November 10, 2013

Nigeria spent N1.05 trillion on imported cars last year — Automotive Council

Nigeria spent N1.05 trillion on imported cars last year — Automotive Council

By Luka Binniyat

Nigeria spent about N1.05 trillion last year on importation of vehicles and spare parts, while its local car assembly plants suffered monumental loss in patronage, according to the Director General of the National Automotive Council (NAC), Alhaji Aminu Jalal.

Meanwhile, the Peugeot Automobile of Nigeria (PAN), which produced 90,000 cars in 1985, and had about 4,000 permanent employees, now produces about 3,000 vehicles annually with 250 staff, its Managing Director, Alh. Ibrahim Boyi, said.

However, the Chairman, Board of NAC, Alh. Abdulkadir Saleh has promised that NAC would ensure implementation of the new automotive policy to ensure government’s patronage of locally assembled cars.

These revelations were made, yesterday, when an eight-member Board of NAC toured the 40-year old PAN in Kakuri, Kaduna.

The tour showed PAN has made a lot of remodelling of its old facilities, building the state-of-the-art workshop and importing sundry machines and equipment as its engineers and technicians simultanesuly assembled Peugeot 307 models and Changan Alsvin Sedans.


Fielding questions from reporters after the tour, the DG of NAC, Jalal, said: “I want to tell you that last year alone, this country spent N550 billion on importation of cars, buses and trucks. That does not include tractors, and military vehicles. Again, we also spent around N500 billion on spare parts. In fact, on tyres alone, we spent N150 billion. And this year, the same trend is showing.

“This is not good for our country. With the new policy, we are going to support our car plants to produce very standard cars at globally competitive prices. This is going to greatly add to our local content. For example, to assemble a car here, you need about 2,500 parts. If many cars are produced and sold here, it would encourage the local manufacturing of these parts, creating more wealth here and driving down the cost of vehicles. By the time we start implementing this policy, you will see a very impressive positive change in just six months.

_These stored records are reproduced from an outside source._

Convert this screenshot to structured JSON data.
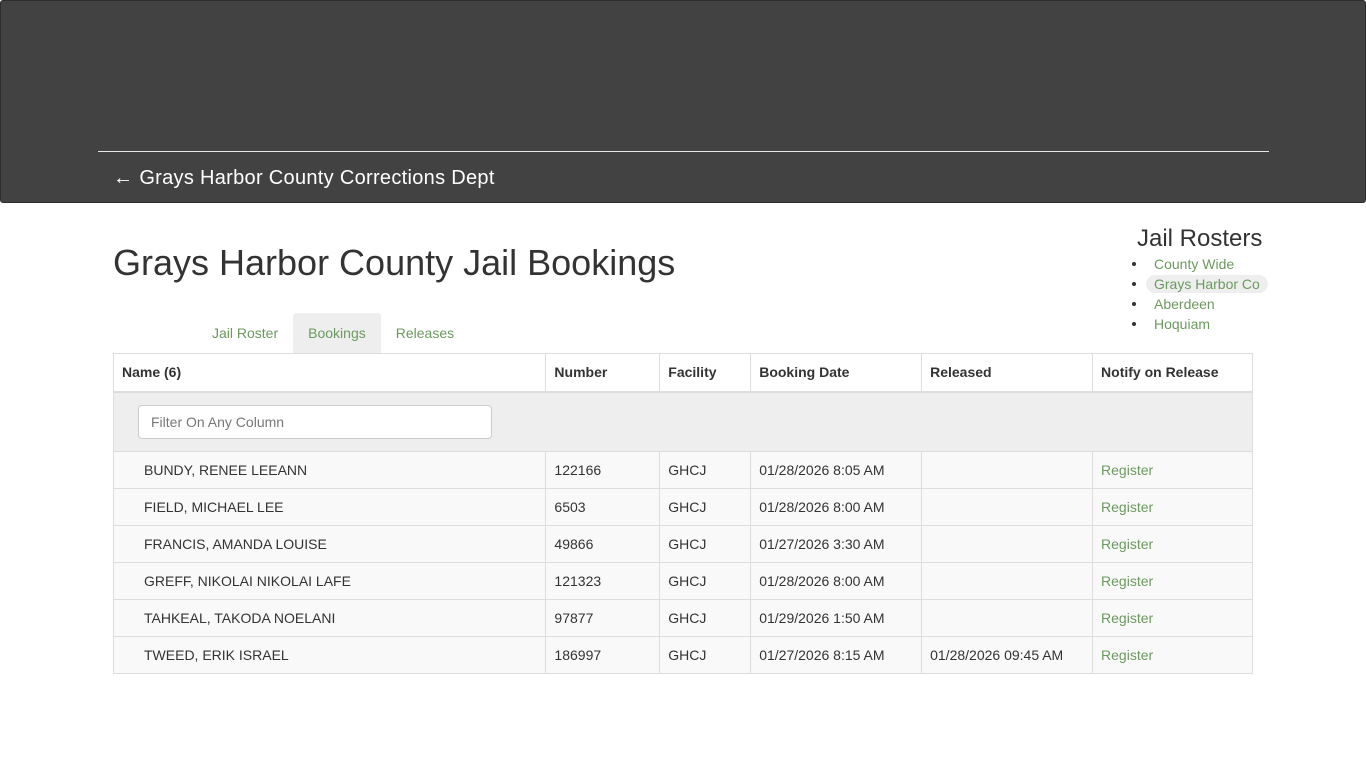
{
  "header": {
    "back_arrow": "←",
    "back_label": "Grays Harbor County Corrections Dept"
  },
  "page_title": "Grays Harbor County Jail Bookings",
  "rosters": {
    "title": "Jail Rosters",
    "items": [
      {
        "label": "County Wide",
        "active": false
      },
      {
        "label": "Grays Harbor Co",
        "active": true
      },
      {
        "label": "Aberdeen",
        "active": false
      },
      {
        "label": "Hoquiam",
        "active": false
      }
    ]
  },
  "tabs": [
    {
      "label": "Jail Roster",
      "active": false
    },
    {
      "label": "Bookings",
      "active": true
    },
    {
      "label": "Releases",
      "active": false
    }
  ],
  "table": {
    "columns": [
      "Name (6)",
      "Number",
      "Facility",
      "Booking Date",
      "Released",
      "Notify on Release"
    ],
    "filter_placeholder": "Filter On Any Column",
    "rows": [
      {
        "name": "BUNDY, RENEE LEEANN",
        "number": "122166",
        "facility": "GHCJ",
        "booking_date": "01/28/2026 8:05 AM",
        "released": "",
        "notify": "Register"
      },
      {
        "name": "FIELD, MICHAEL LEE",
        "number": "6503",
        "facility": "GHCJ",
        "booking_date": "01/28/2026 8:00 AM",
        "released": "",
        "notify": "Register"
      },
      {
        "name": "FRANCIS, AMANDA LOUISE",
        "number": "49866",
        "facility": "GHCJ",
        "booking_date": "01/27/2026 3:30 AM",
        "released": "",
        "notify": "Register"
      },
      {
        "name": "GREFF, NIKOLAI NIKOLAI LAFE",
        "number": "121323",
        "facility": "GHCJ",
        "booking_date": "01/28/2026 8:00 AM",
        "released": "",
        "notify": "Register"
      },
      {
        "name": "TAHKEAL, TAKODA NOELANI",
        "number": "97877",
        "facility": "GHCJ",
        "booking_date": "01/29/2026 1:50 AM",
        "released": "",
        "notify": "Register"
      },
      {
        "name": "TWEED, ERIK ISRAEL",
        "number": "186997",
        "facility": "GHCJ",
        "booking_date": "01/27/2026 8:15 AM",
        "released": "01/28/2026 09:45 AM",
        "notify": "Register"
      }
    ]
  },
  "colors": {
    "header_bg": "#424242",
    "link": "#6b9a5e",
    "active_bg": "#eeeeee"
  }
}
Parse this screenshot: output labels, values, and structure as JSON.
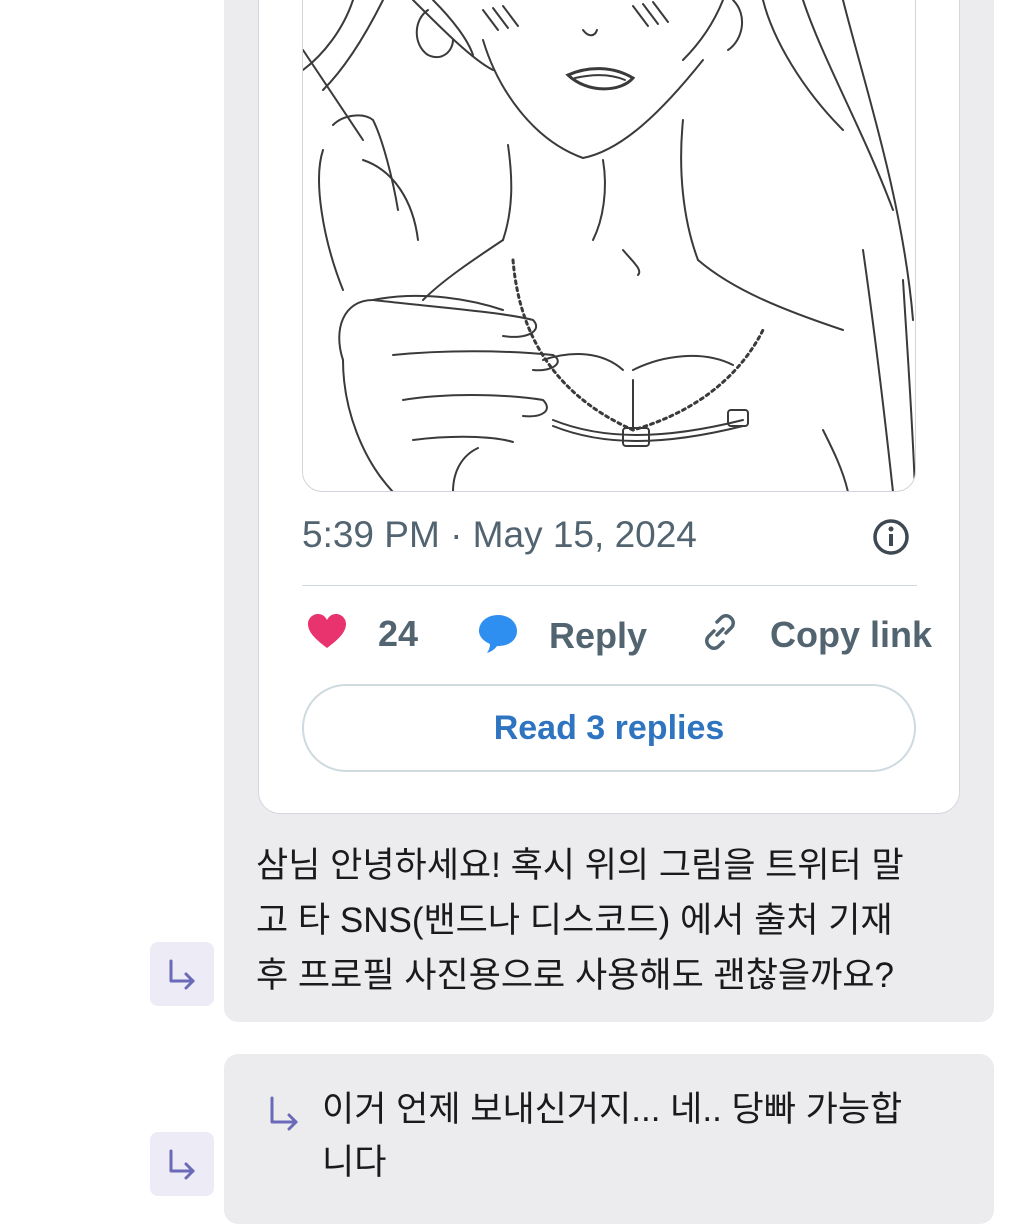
{
  "tweet": {
    "timestamp": "5:39 PM · May 15, 2024",
    "likes": "24",
    "reply_label": "Reply",
    "copy_link_label": "Copy link",
    "read_replies_label": "Read 3 replies",
    "colors": {
      "heart": "#e8336f",
      "reply_bubble": "#2f8ff0",
      "link": "#2f74c0",
      "meta": "#536471"
    }
  },
  "messages": [
    {
      "lines": [
        " 삼님 안녕하세요! 혹시 위의 그림을 트위터 말",
        "고 타 SNS(밴드나 디스코드) 에서 출처 기재",
        "후 프로필 사진용으로 사용해도 괜찮을까요?"
      ]
    },
    {
      "lines": [
        "이거 언제 보내신거지... 네.. 당빠 가능합",
        "니다"
      ]
    }
  ],
  "icons": {
    "reply_arrow": "reply-arrow-icon",
    "info": "info-icon",
    "heart": "heart-icon",
    "comment": "comment-icon",
    "link": "link-icon"
  }
}
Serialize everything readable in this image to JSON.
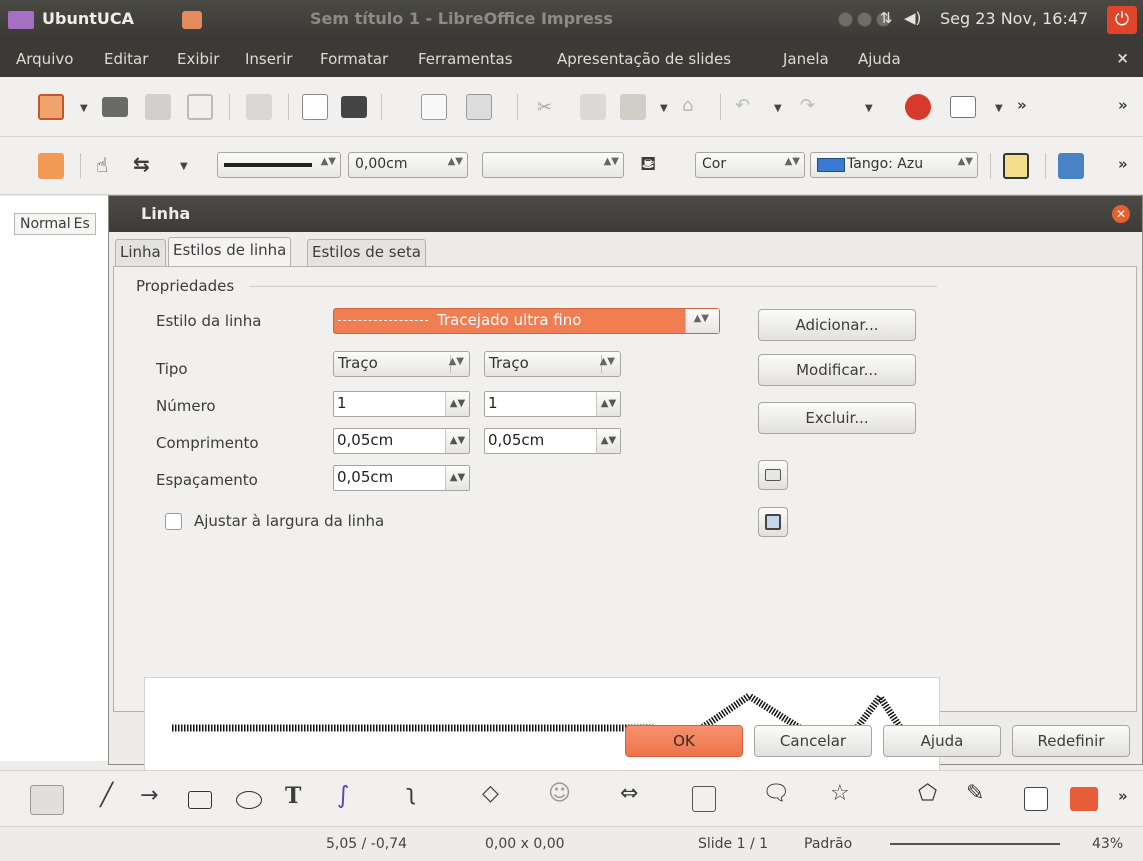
{
  "top_panel": {
    "app_name": "UbuntUCA",
    "window_title": "Sem título 1 - LibreOffice Impress",
    "clock": "Seg 23 Nov, 16:47"
  },
  "menu": {
    "items": [
      "Arquivo",
      "Editar",
      "Exibir",
      "Inserir",
      "Formatar",
      "Ferramentas",
      "Apresentação de slides",
      "Janela",
      "Ajuda"
    ],
    "close": "×"
  },
  "toolbar2": {
    "line_width": "0,00cm",
    "color_label": "Cor",
    "fill_label": "Tango: Azu"
  },
  "left_pane": {
    "tab_normal": "Normal",
    "tab_other": "Es"
  },
  "dialog": {
    "title": "Linha",
    "tabs": [
      "Linha",
      "Estilos de linha",
      "Estilos de seta"
    ],
    "group_title": "Propriedades",
    "labels": {
      "line_style": "Estilo da linha",
      "type": "Tipo",
      "number": "Número",
      "length": "Comprimento",
      "spacing": "Espaçamento",
      "fit": "Ajustar à largura da linha"
    },
    "line_style_value": "Tracejado ultra fino",
    "type_1": "Traço",
    "type_2": "Traço",
    "number_1": "1",
    "number_2": "1",
    "length_1": "0,05cm",
    "length_2": "0,05cm",
    "spacing": "0,05cm",
    "fit_checked": false,
    "buttons": {
      "add": "Adicionar...",
      "modify": "Modificar...",
      "delete": "Excluir...",
      "ok": "OK",
      "cancel": "Cancelar",
      "help": "Ajuda",
      "reset": "Redefinir"
    }
  },
  "status": {
    "position": "5,05 / -0,74",
    "size": "0,00 x 0,00",
    "slide": "Slide 1 / 1",
    "layout": "Padrão",
    "zoom": "43%"
  },
  "colors": {
    "accent": "#ec744b",
    "panel": "#3b3a36"
  }
}
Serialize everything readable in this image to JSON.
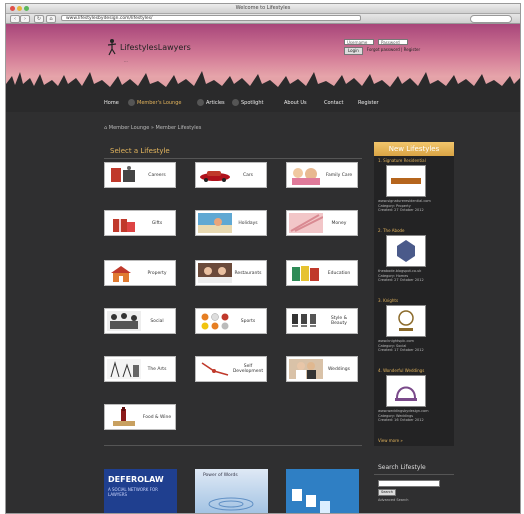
{
  "window": {
    "title": "Welcome to Lifestyles",
    "url": "www.lifestylesbydesign.com/lifestyles/"
  },
  "header": {
    "logo_text": "LifestylesLawyers",
    "tagline": "...",
    "login": {
      "username_placeholder": "Username",
      "password_placeholder": "Password",
      "login_button": "Login",
      "links": "Forgot password | Register"
    }
  },
  "nav": {
    "items": [
      "Home",
      "Member's Lounge",
      "Articles",
      "Spotlight",
      "About Us",
      "Contact",
      "Register"
    ],
    "active": "Member's Lounge"
  },
  "breadcrumb": {
    "first": "Member Lounge",
    "sep": "»",
    "second": "Member Lifestyles"
  },
  "select_title": "Select a Lifestyle",
  "tiles": [
    {
      "label": "Careers"
    },
    {
      "label": "Cars"
    },
    {
      "label": "Family Care"
    },
    {
      "label": "Gifts"
    },
    {
      "label": "Holidays"
    },
    {
      "label": "Money"
    },
    {
      "label": "Property"
    },
    {
      "label": "Restaurants"
    },
    {
      "label": "Education"
    },
    {
      "label": "Social"
    },
    {
      "label": "Sports"
    },
    {
      "label": "Style & Beauty"
    },
    {
      "label": "The Arts"
    },
    {
      "label": "Self Development"
    },
    {
      "label": "Weddings"
    },
    {
      "label": "Food & Wine"
    }
  ],
  "sidebar": {
    "title": "New Lifestyles",
    "items": [
      {
        "title": "1. Signature Residential",
        "meta1": "www.signatureresidential.com",
        "meta2": "Category: Property",
        "meta3": "Created: 27 October 2012"
      },
      {
        "title": "2. The Abode",
        "meta1": "theabode.blogspot.co.uk",
        "meta2": "Category: Homes",
        "meta3": "Created: 27 October 2012"
      },
      {
        "title": "3. Knights",
        "meta1": "www.knightsplc.com",
        "meta2": "Category: Social",
        "meta3": "Created: 17 October 2012"
      },
      {
        "title": "4. Wonderful Weddings",
        "meta1": "www.weddingsbydesign.com",
        "meta2": "Category: Weddings",
        "meta3": "Created: 16 October 2012"
      }
    ],
    "more": "View more »"
  },
  "search_lifestyle": {
    "title": "Search Lifestyle",
    "button": "Search",
    "link": "Advanced Search"
  },
  "ads": {
    "ad1_title": "DEFEROLAW",
    "ad1_sub": "A SOCIAL NETWORK FOR LAWYERS",
    "ad2_title": "Power of Words"
  },
  "colors": {
    "accent": "#e3b45c",
    "background": "#2f2f30",
    "header_pink": "#d27a96"
  }
}
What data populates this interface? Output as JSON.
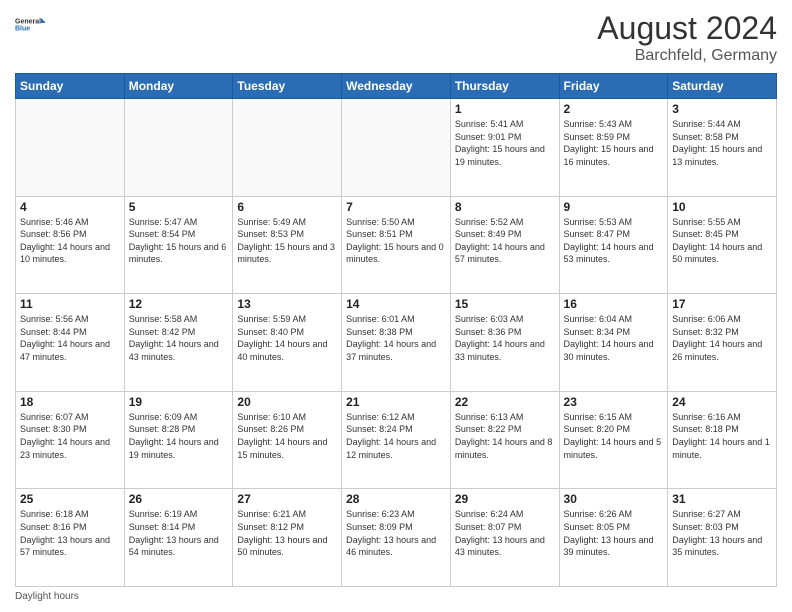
{
  "header": {
    "logo_general": "General",
    "logo_blue": "Blue",
    "month_year": "August 2024",
    "location": "Barchfeld, Germany"
  },
  "days_of_week": [
    "Sunday",
    "Monday",
    "Tuesday",
    "Wednesday",
    "Thursday",
    "Friday",
    "Saturday"
  ],
  "weeks": [
    [
      {
        "day": "",
        "empty": true
      },
      {
        "day": "",
        "empty": true
      },
      {
        "day": "",
        "empty": true
      },
      {
        "day": "",
        "empty": true
      },
      {
        "day": "1",
        "sunrise": "5:41 AM",
        "sunset": "9:01 PM",
        "daylight": "15 hours and 19 minutes."
      },
      {
        "day": "2",
        "sunrise": "5:43 AM",
        "sunset": "8:59 PM",
        "daylight": "15 hours and 16 minutes."
      },
      {
        "day": "3",
        "sunrise": "5:44 AM",
        "sunset": "8:58 PM",
        "daylight": "15 hours and 13 minutes."
      }
    ],
    [
      {
        "day": "4",
        "sunrise": "5:46 AM",
        "sunset": "8:56 PM",
        "daylight": "14 hours and 10 minutes."
      },
      {
        "day": "5",
        "sunrise": "5:47 AM",
        "sunset": "8:54 PM",
        "daylight": "15 hours and 6 minutes."
      },
      {
        "day": "6",
        "sunrise": "5:49 AM",
        "sunset": "8:53 PM",
        "daylight": "15 hours and 3 minutes."
      },
      {
        "day": "7",
        "sunrise": "5:50 AM",
        "sunset": "8:51 PM",
        "daylight": "15 hours and 0 minutes."
      },
      {
        "day": "8",
        "sunrise": "5:52 AM",
        "sunset": "8:49 PM",
        "daylight": "14 hours and 57 minutes."
      },
      {
        "day": "9",
        "sunrise": "5:53 AM",
        "sunset": "8:47 PM",
        "daylight": "14 hours and 53 minutes."
      },
      {
        "day": "10",
        "sunrise": "5:55 AM",
        "sunset": "8:45 PM",
        "daylight": "14 hours and 50 minutes."
      }
    ],
    [
      {
        "day": "11",
        "sunrise": "5:56 AM",
        "sunset": "8:44 PM",
        "daylight": "14 hours and 47 minutes."
      },
      {
        "day": "12",
        "sunrise": "5:58 AM",
        "sunset": "8:42 PM",
        "daylight": "14 hours and 43 minutes."
      },
      {
        "day": "13",
        "sunrise": "5:59 AM",
        "sunset": "8:40 PM",
        "daylight": "14 hours and 40 minutes."
      },
      {
        "day": "14",
        "sunrise": "6:01 AM",
        "sunset": "8:38 PM",
        "daylight": "14 hours and 37 minutes."
      },
      {
        "day": "15",
        "sunrise": "6:03 AM",
        "sunset": "8:36 PM",
        "daylight": "14 hours and 33 minutes."
      },
      {
        "day": "16",
        "sunrise": "6:04 AM",
        "sunset": "8:34 PM",
        "daylight": "14 hours and 30 minutes."
      },
      {
        "day": "17",
        "sunrise": "6:06 AM",
        "sunset": "8:32 PM",
        "daylight": "14 hours and 26 minutes."
      }
    ],
    [
      {
        "day": "18",
        "sunrise": "6:07 AM",
        "sunset": "8:30 PM",
        "daylight": "14 hours and 23 minutes."
      },
      {
        "day": "19",
        "sunrise": "6:09 AM",
        "sunset": "8:28 PM",
        "daylight": "14 hours and 19 minutes."
      },
      {
        "day": "20",
        "sunrise": "6:10 AM",
        "sunset": "8:26 PM",
        "daylight": "14 hours and 15 minutes."
      },
      {
        "day": "21",
        "sunrise": "6:12 AM",
        "sunset": "8:24 PM",
        "daylight": "14 hours and 12 minutes."
      },
      {
        "day": "22",
        "sunrise": "6:13 AM",
        "sunset": "8:22 PM",
        "daylight": "14 hours and 8 minutes."
      },
      {
        "day": "23",
        "sunrise": "6:15 AM",
        "sunset": "8:20 PM",
        "daylight": "14 hours and 5 minutes."
      },
      {
        "day": "24",
        "sunrise": "6:16 AM",
        "sunset": "8:18 PM",
        "daylight": "14 hours and 1 minute."
      }
    ],
    [
      {
        "day": "25",
        "sunrise": "6:18 AM",
        "sunset": "8:16 PM",
        "daylight": "13 hours and 57 minutes."
      },
      {
        "day": "26",
        "sunrise": "6:19 AM",
        "sunset": "8:14 PM",
        "daylight": "13 hours and 54 minutes."
      },
      {
        "day": "27",
        "sunrise": "6:21 AM",
        "sunset": "8:12 PM",
        "daylight": "13 hours and 50 minutes."
      },
      {
        "day": "28",
        "sunrise": "6:23 AM",
        "sunset": "8:09 PM",
        "daylight": "13 hours and 46 minutes."
      },
      {
        "day": "29",
        "sunrise": "6:24 AM",
        "sunset": "8:07 PM",
        "daylight": "13 hours and 43 minutes."
      },
      {
        "day": "30",
        "sunrise": "6:26 AM",
        "sunset": "8:05 PM",
        "daylight": "13 hours and 39 minutes."
      },
      {
        "day": "31",
        "sunrise": "6:27 AM",
        "sunset": "8:03 PM",
        "daylight": "13 hours and 35 minutes."
      }
    ]
  ],
  "footer": {
    "note": "Daylight hours"
  }
}
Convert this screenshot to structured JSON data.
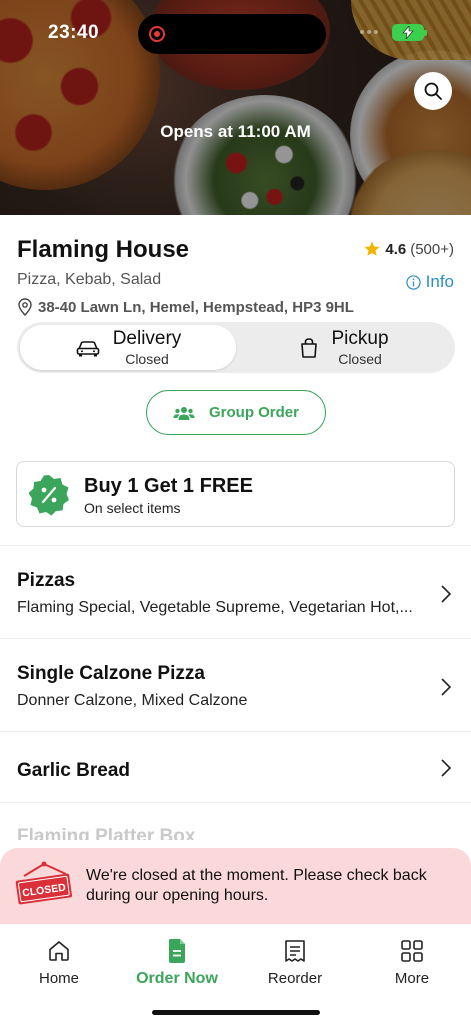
{
  "status_bar": {
    "time": "23:40"
  },
  "hero": {
    "opens_text": "Opens at 11:00 AM"
  },
  "restaurant": {
    "name": "Flaming House",
    "rating": "4.6",
    "rating_count": "(500+)",
    "cuisine": "Pizza, Kebab, Salad",
    "info_label": "Info",
    "address": "38-40 Lawn Ln, Hemel, Hempstead, HP3 9HL"
  },
  "order_mode": {
    "delivery_label": "Delivery",
    "delivery_status": "Closed",
    "pickup_label": "Pickup",
    "pickup_status": "Closed",
    "selected": "Delivery"
  },
  "group_order_label": "Group Order",
  "offer": {
    "title": "Buy 1 Get 1 FREE",
    "subtitle": "On select items"
  },
  "categories": [
    {
      "title": "Pizzas",
      "items": "Flaming Special, Vegetable Supreme, Vegetarian Hot,..."
    },
    {
      "title": "Single Calzone Pizza",
      "items": "Donner Calzone, Mixed Calzone"
    },
    {
      "title": "Garlic Bread",
      "items": ""
    },
    {
      "title": "Flaming Platter Box",
      "items": ""
    }
  ],
  "closed_notice": {
    "sign_text": "CLOSED",
    "message": "We're closed at the moment. Please check back during our opening hours."
  },
  "bottom_nav": [
    {
      "label": "Home",
      "icon": "home-icon"
    },
    {
      "label": "Order Now",
      "icon": "order-icon"
    },
    {
      "label": "Reorder",
      "icon": "receipt-icon"
    },
    {
      "label": "More",
      "icon": "grid-icon"
    }
  ],
  "colors": {
    "brand_green": "#3ba55c",
    "info_blue": "#2b8fc7",
    "closed_banner_bg": "#fbd9da",
    "closed_sign_red": "#d9303a",
    "star": "#f5b400"
  }
}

On his part, MD of PAN said: “In the mid-‘80s and early ‘90s, we were doing very well. In 1985, we produced 90,000n cars. Government policy was very favourable then. But after that the environment became very bad as all kinds of vehicles started coming into the country. Today, we produce between 25 and 30 cars only during working days. Our workforce of 4000 in the ‘80s is just now 250. We are hoping that the situation will change, because we have put in every modern facility, and forged the right international technical partnership to succeed”.